This record shouldn’t, strictly speaking, be possible at all.
It’s not just that Autechre’s music is electronic and Shane Parish’s is acoustic. It’s not just that Autechre come from electro and techno, while Shane’s solo guitar work is rooted in jazz, folk, and the blues. Those borders between mediums and genres are as porous as you want them to be. But Autechre are synonymous with difficulty, opacity, and inscrutability - known for unparseable rhythms, cryptic riffs, and shapeshifting timbres.
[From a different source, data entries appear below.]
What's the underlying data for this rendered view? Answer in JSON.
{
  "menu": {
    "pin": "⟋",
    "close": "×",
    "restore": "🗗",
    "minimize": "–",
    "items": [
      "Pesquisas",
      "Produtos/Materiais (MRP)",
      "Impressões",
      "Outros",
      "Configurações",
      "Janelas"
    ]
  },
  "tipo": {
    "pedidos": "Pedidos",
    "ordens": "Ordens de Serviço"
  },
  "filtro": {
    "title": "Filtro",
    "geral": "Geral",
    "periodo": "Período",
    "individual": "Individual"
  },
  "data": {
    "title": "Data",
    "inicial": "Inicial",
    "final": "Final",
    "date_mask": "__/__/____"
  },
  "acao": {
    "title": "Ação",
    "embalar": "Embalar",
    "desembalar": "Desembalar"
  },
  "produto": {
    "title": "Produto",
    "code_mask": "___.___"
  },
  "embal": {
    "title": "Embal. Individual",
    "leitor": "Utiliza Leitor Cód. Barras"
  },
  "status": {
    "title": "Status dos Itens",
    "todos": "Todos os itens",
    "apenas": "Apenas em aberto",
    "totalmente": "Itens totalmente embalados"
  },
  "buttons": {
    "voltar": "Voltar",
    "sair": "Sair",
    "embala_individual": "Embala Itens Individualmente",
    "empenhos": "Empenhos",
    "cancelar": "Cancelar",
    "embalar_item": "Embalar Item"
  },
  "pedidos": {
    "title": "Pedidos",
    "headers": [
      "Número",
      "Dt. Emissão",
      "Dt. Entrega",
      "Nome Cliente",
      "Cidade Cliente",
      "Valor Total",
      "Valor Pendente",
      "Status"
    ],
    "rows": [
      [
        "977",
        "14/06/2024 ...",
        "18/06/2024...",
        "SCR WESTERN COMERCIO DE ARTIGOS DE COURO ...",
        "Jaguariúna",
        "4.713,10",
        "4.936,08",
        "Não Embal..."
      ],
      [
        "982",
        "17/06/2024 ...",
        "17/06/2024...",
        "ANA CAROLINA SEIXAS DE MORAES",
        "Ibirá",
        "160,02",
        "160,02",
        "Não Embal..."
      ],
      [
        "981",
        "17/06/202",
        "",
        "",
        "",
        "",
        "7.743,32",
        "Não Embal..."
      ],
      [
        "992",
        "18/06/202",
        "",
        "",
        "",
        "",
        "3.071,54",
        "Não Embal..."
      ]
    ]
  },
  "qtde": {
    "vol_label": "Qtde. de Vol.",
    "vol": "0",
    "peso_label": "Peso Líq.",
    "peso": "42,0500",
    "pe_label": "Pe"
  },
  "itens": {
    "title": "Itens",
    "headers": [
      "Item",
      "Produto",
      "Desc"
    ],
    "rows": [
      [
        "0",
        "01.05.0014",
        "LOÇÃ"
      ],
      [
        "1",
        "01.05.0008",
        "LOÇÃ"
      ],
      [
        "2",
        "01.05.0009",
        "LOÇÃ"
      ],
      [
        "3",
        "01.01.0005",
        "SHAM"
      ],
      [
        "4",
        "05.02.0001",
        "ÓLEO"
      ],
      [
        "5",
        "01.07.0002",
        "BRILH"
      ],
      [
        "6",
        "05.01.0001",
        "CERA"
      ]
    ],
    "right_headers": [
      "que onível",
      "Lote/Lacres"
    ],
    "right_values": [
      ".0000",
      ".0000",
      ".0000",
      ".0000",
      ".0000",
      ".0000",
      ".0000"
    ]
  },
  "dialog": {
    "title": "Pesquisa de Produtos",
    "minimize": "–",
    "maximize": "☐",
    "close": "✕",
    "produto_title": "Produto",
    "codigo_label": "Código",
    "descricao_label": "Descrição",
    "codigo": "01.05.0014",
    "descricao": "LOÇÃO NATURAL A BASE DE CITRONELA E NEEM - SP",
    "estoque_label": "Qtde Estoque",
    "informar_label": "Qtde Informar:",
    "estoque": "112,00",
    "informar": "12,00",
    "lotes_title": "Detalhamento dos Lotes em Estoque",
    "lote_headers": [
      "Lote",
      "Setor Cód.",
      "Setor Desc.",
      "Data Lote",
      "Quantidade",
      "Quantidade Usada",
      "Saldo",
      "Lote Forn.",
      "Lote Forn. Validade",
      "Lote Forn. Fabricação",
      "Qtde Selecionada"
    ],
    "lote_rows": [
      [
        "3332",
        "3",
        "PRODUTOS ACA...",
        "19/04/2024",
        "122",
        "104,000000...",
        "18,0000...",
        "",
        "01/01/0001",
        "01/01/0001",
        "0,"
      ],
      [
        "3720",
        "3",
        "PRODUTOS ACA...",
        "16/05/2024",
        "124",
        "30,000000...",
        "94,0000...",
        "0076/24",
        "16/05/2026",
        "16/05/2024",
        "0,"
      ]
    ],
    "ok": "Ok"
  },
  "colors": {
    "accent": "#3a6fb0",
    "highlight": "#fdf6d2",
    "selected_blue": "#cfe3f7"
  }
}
Even on their early records, before they began building the mind-bending software systems that have defined the past quarter-century of their music, Sean Booth and Rob Brown were already working at the limits of their machines: extracting melodies from drum sounds, programming intricate polyrhythms of superhuman complexity, and writing sequences that defy deciphering. I’ve been listening to “Yulquen” for 31 years and still couldn’t tell you exactly what is happening between the melody and the beat; try as I might, I simply can’t count out the steps.
Now take Shane: one person, one guitar, two hands. Six strings. Ten fingers. (Add a tapping foot when the timekeeping gets tricky.) That’s the full extent of his tools. These are not the instruments you would expect to handle Autechre’s music. But if anyone could take on a project like this, it’s Shane. Informed by years playing standards as a working musician in supper clubs and resorts around Asheville, North Carolina, he has been arranging music for solo fingerstyle guitar for decades - much of it originally written for other instruments. On his remarkable 2024 album Repertoire, he tackled compositions by Ornette Coleman, Charles Mingus, Eric Dolphy, Alice Coltrane, and even Kraftwerk and Aphex Twin, distilling each to its essence and reshaping it in his assured yet exploratory style.
The origins of Autechre Guitar go back years. In 2004, Shane made his first rudimentary transcription of “Slip,” notating its serpentine 29-beat phrase that seems to slide across a steady 4/4 pulse. He returned to the piece repeatedly over the years, always sensing there was more to uncover. In 2023, he posted a quiet nylon-string performance of “Slip,” recorded in his living room. After the Kraftwerk and Aphex Twin covers on Repertoire - and encouraged by his wife, a devoted Autechre fan - he decided to attempt a full album of Autechre interpretations. One by one, he began transcribing songs, puzzling out sequences, arranging counterpoints, translating metallic shades of pewter and graphite into something playable within a twelve-tone framework. Most importantly, he found ways to distill Autechre’s seemingly infinite detail into performances achievable with ten fingers, without losing the soul of the music. It was, in essence, a kind of sleight of hand.
The material on Autechre Guitar is drawn entirely from the 1990s - specifically from Incunabula (“Maetl,” “Eggshell,” “Bike,” “Lowride”), Amber (“Slip,” “Nine,” “Yulquen”), Tri Repetae (“Eutow,” “Clipper”), and LP5 (“Corc”). The reason is simple: this was Autechre’s melodic golden age, when Booth and Brown were writing hooks that would become some of the most enduring and emotionally resonant in three decades of electronic music.
Shane captures those melodies beautifully on the steel strings of his Taylor 214E-G. Anyone familiar with “Bike,” a highlight from Autechre’s debut, will immediately recognize the cascading melody he draws out, high notes falling like rain while bass octaves move steadily beneath.
Even more fascinating are the pieces where the connection is less obvious—where the original melody is obscured within texture, as in “Clipper,” with its droning pads and rigid arpeggios, or “Corc,” with its gamelan shimmer and open-ended motifs. “Eutow” is particularly striking: how Shane transforms a swirl of supersaw pads, glissandi, and electro percussion into something somber and Fahey-esque, like a solitary report from deep within. Or “Nine,” whose portamento attacks he recasts as pitch-bent blue notes reminiscent of the American South. (The album version of “Nine” is actually Shane’s original demo; it’s the only take where he felt he fully captured its magic.) Listening to these interpretations, you sense the depth of his engagement—how he works by intuition to grasp each song’s inner shape and return with something that conveys its spirit, even when it sounds radically transformed.
Ultimately, Autechre Guitar operates on multiple levels. It is a celebration of Autechre’s songwriting, highlighting the durability and adaptability of their compositions. It is also an invitation to listen more deeply, to participate in the act of translation and reinterpretation. And above all, it is an opportunity to lose yourself in Shane’s astonishingly fluid playing, which makes music of daunting complexity feel almost effortless.